Prazer, sou Kim
O ditador da Coreia do Norte parece cada vez mais à vontade no papel de dirigente moderno, que anseia por uma aproximação com o mundo lá fora
De repente, sessenta anos de medo, ressentimentos e desconfiança dão a impressão de ter se evaporado. Kim Jong-un, o gorducho e sorridente ditador da Coreia do Norte, e Moon Jae-in, presidente da Coreia do Sul, encontraram-se não uma nem duas, mas três vezes neste ano. Para dois países que quase não se falavam, e quando o faziam era para trocar ameaças, foi um prodígio. Uma gentileza daqui, outra dali, a Coreia do Norte passou a tolerar alguns negócios privados, a troca de atividades esportivas e humanitárias intensificou-se e a reunificação de famílias foi facilitada.
Kim, da terceira geração do clã de “grandes líderes” do Norte, parece cada vez mais à vontade no papel de dirigente moderno, que anseia por uma aproximação com o mundo lá fora. Moon agarra-se à chance de reinstaurar uma convivência pacífica na península cortada ao meio. Os Estados Unidos, detentores da faca e do queijo no conflito, já foram mais otimistas.
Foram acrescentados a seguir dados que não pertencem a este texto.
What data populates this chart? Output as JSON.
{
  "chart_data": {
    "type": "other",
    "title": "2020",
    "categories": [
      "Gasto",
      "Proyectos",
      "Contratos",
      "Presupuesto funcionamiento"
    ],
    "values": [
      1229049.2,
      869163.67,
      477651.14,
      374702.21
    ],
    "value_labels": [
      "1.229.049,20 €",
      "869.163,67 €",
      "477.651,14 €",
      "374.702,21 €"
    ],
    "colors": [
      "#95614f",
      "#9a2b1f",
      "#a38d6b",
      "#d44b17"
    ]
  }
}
Desde que Kim saiu do casulo, tomou um avião (ousadia para uma dinastia que só andava de trem) e pousou em Singapura para apertar a mão de Donald Trump em pessoa, em junho passado, a conversa anda malparada.
A exigência número 1 dos americanos para baixar a guarda e suspender sanções é que a Coreia do Norte abandone seu programa nuclear, mas tudo leva a crer que ele continua a pleno vapor. O requisito número 1 dos norte-coreanos para relaxar o estado de prontidão é ter sua segurança garantida sem meios-termos, mas as baterias americanas voltadas para o Norte e as manobras militares prosseguem. A questão é: quem dará o primeiro passo? Trump continua a achar o pequeno ditador “um cara ótimo”. Moon costura uma visita do papa Francisco a Pyongyang. E Kim? Bem, Kim sorri para todos, com a satisfação de quem mais saiu ganhando até agora.